China’s Cabinet to Take Greater Role in Financial Markets Oversight: Source

By Benjamin Kang Lim | January 11, 2016

China’s cabinet is set to take on a bigger role in overseeing financial markets, as perceived missteps by existing regulators fuel concerns globally that Beijing may lose its grip on economic policy with growth at its slowest in a quarter of a century.

The State Council has set up a working group, headed by deputy secretary-general Xiao Jie, a former vice finance minister and tax chief, to prepare for upgrading the cabinet’s financial department to bureau level, said a source close to the country’s leadership.

After last summer’s stock market crash was blamed in part on poor coordination between financial regulators, sources said China was considering merging its banking, insurance and securities watchdogs into a single ‘super-commission’.

This month’s renewed stock market turmoil has made it more urgent to unify China’s regulatory system to restore confidence in markets and ward off financial risks.

“The leadership is very unhappy about the stock market crisis,” said the source. “A merger of the regulators may take years to complete.”

Thus the move towards an interim ‘agency’, with the promotion of the cabinet’s financial department.

Officials at the cabinet were not immediately available for comment.

Bloomberg earlier reported that the cabinet has created a new department, within its general office, to coordinate between the financial and economic regulators, with Agricultural Bank of China Vice President Li Zhenjiang in charge of daily operations.

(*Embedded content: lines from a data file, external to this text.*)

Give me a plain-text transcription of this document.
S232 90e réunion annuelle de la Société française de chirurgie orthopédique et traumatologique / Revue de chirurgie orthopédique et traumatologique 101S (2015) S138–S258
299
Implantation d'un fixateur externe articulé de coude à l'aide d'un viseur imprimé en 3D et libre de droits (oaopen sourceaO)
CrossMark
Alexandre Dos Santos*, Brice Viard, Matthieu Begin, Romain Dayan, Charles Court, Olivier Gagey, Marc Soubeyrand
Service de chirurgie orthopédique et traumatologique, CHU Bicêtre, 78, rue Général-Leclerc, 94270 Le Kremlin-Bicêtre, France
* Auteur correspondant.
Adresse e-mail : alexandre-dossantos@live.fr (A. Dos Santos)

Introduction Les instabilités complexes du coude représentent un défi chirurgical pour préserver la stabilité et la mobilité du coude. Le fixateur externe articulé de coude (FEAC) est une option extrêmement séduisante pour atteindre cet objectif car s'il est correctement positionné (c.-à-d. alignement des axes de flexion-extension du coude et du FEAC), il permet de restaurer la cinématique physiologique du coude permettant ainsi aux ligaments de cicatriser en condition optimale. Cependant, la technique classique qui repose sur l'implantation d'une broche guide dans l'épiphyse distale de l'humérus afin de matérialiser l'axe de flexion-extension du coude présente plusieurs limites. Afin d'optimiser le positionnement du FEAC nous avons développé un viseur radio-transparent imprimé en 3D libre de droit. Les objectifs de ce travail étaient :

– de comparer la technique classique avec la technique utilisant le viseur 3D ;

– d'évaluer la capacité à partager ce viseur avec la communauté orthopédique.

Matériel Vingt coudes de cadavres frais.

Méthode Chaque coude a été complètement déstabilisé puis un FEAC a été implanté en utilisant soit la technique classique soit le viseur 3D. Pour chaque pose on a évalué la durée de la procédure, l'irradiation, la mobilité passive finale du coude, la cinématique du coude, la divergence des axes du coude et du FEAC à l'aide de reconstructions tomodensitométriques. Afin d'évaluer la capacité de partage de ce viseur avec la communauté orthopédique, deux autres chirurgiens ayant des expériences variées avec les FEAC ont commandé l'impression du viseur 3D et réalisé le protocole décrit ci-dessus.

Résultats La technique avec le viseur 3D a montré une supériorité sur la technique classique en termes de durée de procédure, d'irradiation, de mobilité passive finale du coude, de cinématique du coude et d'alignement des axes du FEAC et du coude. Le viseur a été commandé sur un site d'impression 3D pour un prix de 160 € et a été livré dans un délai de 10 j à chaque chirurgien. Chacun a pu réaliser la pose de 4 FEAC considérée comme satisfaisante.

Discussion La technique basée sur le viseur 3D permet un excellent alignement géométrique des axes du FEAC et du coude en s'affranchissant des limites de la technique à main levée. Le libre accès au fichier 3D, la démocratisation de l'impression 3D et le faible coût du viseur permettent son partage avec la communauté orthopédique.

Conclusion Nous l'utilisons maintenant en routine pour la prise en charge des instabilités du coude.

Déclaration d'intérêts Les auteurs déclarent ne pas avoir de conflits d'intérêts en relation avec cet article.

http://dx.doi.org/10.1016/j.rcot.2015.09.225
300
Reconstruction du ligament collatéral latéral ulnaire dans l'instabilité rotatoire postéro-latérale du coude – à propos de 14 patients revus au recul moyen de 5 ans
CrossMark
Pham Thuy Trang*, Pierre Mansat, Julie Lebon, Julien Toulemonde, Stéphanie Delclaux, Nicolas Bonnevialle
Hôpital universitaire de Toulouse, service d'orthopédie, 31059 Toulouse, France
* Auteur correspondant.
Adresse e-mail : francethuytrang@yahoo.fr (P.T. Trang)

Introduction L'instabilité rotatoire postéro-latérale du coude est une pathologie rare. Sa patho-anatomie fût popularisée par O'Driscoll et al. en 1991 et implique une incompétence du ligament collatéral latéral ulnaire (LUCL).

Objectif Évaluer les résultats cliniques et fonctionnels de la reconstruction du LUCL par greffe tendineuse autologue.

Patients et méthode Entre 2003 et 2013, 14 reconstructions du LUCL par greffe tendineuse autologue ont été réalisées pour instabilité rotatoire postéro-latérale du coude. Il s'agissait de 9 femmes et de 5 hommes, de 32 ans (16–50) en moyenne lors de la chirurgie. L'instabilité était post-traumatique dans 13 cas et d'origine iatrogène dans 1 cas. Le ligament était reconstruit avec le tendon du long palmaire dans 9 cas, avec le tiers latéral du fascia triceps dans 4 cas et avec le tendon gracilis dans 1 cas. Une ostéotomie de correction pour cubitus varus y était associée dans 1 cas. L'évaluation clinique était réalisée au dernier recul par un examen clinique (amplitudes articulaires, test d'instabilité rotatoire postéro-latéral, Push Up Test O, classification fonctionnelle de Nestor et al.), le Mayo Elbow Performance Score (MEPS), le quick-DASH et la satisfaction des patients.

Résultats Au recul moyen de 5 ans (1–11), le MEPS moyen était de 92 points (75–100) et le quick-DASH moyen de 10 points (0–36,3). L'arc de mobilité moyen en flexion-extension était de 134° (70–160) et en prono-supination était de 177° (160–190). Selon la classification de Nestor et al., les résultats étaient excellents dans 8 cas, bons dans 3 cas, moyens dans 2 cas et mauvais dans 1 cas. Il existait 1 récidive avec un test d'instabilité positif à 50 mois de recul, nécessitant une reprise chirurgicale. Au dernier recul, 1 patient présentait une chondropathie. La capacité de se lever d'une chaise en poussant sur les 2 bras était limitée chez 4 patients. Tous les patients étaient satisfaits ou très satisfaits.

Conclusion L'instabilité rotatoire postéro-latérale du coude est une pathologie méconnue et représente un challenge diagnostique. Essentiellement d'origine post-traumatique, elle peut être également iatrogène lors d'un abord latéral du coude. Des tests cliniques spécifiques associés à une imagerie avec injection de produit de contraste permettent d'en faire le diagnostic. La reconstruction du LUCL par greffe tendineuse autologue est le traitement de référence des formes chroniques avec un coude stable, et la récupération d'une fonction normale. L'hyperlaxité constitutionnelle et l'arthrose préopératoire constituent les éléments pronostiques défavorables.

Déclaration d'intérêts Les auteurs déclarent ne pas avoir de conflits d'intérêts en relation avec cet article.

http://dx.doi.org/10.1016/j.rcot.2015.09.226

Giving the cabinet department more oversight now would give Beijing more time to finalize any merger of existing regulatory authorities, which could be sensitive in terms of potential job losses and internal rifts between powerful state agencies.

The central bank, too, is trying to increase its say in supervising China’s financial markets, adding to the uncertainties over possible regulatory reforms, sources said.

The People’s Bank of China (PBOC) said last month it will introduce a new system to assess macro-prudential risks in the financial system this year as banking assets become more diversified.

Last week’s renewed market turmoil highlighted some of the issues with having various financial market regulators in China.

In a surprise move on Thursday [Jan. 7], the People’s Bank of China (PBOC) weakened its morning yuan guidance, allowing for the currency’s biggest fall in five months. On the stock market, investors panicked, pushing down share prices and triggering new circuit breakers. The sell-off rippled across markets worldwide. The circuit breakers were later axed.

“It’s hard to predict when reforms may start, but the central bank and the three regulators need to strengthen their communications and coordination,” said an influential economist who advises China’s parliament.